We study the Isomorphism Conjecture proposed by Berman and Hartmanis.
It states that all sets complete for NP under polynomial-time many-one
reductions are P-isomorphic to each other. From previous research
it has been widely believed that all NP-complete sets are reducible
each other by one-to-one and length-increasing polynomial-time
reductions, but we may not hope for the full p-isomorphism due to the
existence of one-way functions. Here we showed two results on the
relation between one-way functions and the Isomorphism Conjecture.

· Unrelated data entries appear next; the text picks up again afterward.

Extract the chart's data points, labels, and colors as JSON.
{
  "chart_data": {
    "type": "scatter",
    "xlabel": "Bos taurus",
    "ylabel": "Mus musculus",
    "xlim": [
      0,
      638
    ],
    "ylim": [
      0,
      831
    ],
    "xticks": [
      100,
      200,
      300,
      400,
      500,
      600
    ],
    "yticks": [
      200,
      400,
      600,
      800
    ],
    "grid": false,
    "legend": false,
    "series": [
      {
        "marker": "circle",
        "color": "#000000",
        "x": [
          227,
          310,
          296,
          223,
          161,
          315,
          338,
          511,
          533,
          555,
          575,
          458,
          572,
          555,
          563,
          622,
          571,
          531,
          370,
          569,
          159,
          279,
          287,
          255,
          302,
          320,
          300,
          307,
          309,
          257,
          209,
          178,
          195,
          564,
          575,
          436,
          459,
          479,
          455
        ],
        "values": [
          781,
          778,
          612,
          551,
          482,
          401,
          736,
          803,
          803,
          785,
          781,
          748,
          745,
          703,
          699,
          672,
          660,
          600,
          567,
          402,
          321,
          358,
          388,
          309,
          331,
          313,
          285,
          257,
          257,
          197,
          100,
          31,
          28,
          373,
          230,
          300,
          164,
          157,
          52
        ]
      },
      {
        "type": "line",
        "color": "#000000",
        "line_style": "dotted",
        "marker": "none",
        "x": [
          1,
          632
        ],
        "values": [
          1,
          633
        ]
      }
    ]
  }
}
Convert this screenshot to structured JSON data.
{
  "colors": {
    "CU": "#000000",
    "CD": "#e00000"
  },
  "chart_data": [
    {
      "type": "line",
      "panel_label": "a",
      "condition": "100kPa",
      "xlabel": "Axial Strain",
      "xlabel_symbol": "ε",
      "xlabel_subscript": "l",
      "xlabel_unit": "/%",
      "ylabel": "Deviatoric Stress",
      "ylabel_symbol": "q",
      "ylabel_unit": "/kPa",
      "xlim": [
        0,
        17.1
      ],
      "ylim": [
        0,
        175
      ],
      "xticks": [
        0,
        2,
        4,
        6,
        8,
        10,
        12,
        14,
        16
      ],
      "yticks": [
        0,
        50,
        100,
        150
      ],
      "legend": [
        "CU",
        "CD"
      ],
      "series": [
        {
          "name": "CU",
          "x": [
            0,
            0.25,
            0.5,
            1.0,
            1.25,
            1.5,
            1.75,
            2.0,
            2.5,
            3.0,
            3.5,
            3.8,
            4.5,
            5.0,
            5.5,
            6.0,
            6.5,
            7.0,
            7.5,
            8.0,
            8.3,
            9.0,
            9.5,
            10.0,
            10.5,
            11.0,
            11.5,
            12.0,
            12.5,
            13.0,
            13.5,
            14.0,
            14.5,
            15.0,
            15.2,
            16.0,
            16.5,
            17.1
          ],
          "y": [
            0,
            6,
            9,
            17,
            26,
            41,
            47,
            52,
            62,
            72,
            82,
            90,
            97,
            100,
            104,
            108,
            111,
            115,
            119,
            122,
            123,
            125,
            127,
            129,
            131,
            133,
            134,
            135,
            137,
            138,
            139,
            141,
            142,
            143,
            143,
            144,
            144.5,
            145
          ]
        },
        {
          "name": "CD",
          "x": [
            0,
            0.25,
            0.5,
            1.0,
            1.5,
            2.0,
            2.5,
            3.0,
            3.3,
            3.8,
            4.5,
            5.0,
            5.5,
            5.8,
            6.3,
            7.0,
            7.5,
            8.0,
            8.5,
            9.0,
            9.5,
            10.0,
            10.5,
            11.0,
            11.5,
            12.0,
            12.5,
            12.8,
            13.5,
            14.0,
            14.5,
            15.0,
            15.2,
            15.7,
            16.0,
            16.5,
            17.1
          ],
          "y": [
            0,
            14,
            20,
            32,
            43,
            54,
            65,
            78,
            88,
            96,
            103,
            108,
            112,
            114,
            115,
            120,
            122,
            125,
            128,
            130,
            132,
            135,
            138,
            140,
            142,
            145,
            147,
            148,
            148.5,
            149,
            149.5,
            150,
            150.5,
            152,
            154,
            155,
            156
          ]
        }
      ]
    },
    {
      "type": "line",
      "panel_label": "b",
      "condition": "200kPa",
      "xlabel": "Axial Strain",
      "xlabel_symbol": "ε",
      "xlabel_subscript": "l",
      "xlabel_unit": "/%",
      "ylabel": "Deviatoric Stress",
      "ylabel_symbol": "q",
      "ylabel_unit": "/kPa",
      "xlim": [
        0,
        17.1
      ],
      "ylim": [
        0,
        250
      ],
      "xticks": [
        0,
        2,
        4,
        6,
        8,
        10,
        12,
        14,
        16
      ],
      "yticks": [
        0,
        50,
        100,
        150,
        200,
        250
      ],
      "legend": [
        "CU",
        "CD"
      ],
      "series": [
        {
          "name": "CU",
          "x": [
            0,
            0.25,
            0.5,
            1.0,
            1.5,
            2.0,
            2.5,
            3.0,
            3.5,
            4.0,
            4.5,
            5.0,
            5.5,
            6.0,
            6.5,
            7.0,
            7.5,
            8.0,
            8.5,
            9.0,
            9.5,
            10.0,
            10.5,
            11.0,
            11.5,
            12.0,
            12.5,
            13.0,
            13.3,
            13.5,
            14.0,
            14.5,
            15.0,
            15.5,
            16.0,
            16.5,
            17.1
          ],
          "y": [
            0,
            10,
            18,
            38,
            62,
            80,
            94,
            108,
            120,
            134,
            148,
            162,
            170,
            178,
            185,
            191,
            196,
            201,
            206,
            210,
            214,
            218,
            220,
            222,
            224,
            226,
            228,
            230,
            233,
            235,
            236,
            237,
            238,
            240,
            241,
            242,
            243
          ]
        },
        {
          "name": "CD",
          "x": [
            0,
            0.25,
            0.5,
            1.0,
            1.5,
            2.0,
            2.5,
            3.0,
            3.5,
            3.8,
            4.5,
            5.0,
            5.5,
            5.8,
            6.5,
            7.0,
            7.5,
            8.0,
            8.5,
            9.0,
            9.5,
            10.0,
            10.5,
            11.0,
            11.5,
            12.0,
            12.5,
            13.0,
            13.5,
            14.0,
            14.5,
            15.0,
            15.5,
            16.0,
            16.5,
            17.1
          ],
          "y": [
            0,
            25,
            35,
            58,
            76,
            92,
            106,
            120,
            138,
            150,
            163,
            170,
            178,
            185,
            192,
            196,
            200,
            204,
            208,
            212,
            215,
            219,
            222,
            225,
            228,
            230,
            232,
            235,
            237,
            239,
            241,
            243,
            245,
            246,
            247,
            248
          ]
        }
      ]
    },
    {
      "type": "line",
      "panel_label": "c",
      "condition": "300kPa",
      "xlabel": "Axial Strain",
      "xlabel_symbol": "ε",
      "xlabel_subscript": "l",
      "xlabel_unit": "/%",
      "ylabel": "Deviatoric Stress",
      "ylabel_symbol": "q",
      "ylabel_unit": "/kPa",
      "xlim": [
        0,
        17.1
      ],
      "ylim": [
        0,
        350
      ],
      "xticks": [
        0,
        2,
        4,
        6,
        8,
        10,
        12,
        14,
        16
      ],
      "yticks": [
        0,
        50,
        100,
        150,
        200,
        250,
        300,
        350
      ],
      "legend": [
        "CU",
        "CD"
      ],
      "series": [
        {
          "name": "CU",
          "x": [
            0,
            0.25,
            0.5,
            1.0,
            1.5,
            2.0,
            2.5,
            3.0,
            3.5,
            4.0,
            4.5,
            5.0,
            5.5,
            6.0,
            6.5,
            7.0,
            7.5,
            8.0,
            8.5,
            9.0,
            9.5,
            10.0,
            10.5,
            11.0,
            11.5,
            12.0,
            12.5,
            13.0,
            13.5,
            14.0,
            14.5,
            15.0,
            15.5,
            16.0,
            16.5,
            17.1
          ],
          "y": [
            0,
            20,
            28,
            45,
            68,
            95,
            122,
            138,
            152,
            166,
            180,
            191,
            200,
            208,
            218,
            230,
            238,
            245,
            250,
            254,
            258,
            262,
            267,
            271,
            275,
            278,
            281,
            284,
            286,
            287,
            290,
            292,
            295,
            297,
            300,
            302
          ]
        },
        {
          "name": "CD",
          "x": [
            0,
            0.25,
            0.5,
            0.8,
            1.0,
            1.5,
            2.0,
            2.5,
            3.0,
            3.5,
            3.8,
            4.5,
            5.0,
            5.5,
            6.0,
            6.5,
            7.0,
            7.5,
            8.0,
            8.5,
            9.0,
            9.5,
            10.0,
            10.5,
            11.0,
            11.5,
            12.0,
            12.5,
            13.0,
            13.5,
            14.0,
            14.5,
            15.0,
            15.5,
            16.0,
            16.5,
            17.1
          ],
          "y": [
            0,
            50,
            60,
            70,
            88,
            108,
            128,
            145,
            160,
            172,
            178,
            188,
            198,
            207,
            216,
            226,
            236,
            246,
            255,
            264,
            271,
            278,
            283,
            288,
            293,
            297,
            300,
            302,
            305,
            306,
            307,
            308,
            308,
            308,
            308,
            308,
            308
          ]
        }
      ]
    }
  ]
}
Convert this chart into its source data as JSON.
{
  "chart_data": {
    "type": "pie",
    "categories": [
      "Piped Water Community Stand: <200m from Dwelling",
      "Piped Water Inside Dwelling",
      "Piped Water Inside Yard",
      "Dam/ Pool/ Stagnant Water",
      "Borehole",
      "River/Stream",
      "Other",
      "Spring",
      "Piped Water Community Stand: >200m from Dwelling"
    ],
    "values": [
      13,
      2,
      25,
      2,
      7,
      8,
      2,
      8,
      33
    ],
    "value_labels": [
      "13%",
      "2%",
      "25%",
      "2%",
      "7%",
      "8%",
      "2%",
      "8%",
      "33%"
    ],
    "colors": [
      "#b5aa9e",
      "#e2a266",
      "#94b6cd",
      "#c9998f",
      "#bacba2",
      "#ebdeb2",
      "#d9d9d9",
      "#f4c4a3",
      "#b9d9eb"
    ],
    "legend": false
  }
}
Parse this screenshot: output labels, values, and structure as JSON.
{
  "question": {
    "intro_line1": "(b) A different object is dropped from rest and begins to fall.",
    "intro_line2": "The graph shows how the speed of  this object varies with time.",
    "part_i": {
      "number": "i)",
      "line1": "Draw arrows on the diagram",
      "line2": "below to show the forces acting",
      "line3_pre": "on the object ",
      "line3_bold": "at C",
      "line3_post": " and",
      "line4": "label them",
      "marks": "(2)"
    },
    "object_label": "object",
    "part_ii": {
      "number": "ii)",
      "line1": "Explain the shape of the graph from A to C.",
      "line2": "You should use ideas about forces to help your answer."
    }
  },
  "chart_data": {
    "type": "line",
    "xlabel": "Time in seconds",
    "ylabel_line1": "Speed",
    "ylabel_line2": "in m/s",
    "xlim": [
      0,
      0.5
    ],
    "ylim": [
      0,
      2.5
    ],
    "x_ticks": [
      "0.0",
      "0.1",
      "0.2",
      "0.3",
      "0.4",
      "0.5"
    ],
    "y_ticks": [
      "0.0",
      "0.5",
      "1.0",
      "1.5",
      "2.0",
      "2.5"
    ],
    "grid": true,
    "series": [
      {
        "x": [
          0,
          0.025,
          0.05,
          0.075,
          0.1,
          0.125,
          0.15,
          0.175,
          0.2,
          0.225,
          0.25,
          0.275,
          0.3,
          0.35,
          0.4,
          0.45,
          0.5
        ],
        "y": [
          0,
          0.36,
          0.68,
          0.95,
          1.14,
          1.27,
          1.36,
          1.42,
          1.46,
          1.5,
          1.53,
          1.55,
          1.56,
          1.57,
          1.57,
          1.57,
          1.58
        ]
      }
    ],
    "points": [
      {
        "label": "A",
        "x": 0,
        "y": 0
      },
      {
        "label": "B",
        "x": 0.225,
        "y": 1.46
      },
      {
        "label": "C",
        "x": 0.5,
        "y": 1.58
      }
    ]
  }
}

Firstly, we imporve the result of Agrawal [Agrawal, CCC'02] to show
that if regular one-way functions exist, then all NP-complete sets are
indeed reducible each other by one-to-one, length-increasing and
P/poly-reductions. A consequence of this result is the complete
description of the structure of many-one complete sets of NP relative
to a random oracle: all NP-complete sets are reducible each other
by one-one and length-increasing polynomial-time reductions but
(as already shown by [Kurtz etal, JACM 95]) they are not P-isomorphic.
Neverthless, we also conjecture that (different from the random oracle
world) all one-way functions should have some dense easy parts, which
we call P/poly-easy cylinders, where they are P/poly-invertible.
Then as our second result we show that if regular one-way functions
exist and furthermore all one-one, length-increasing and
P/poly-computable functions have P/poly-easy cylinders, then all
many-one complete sets for NP are P/poly-isomorphic.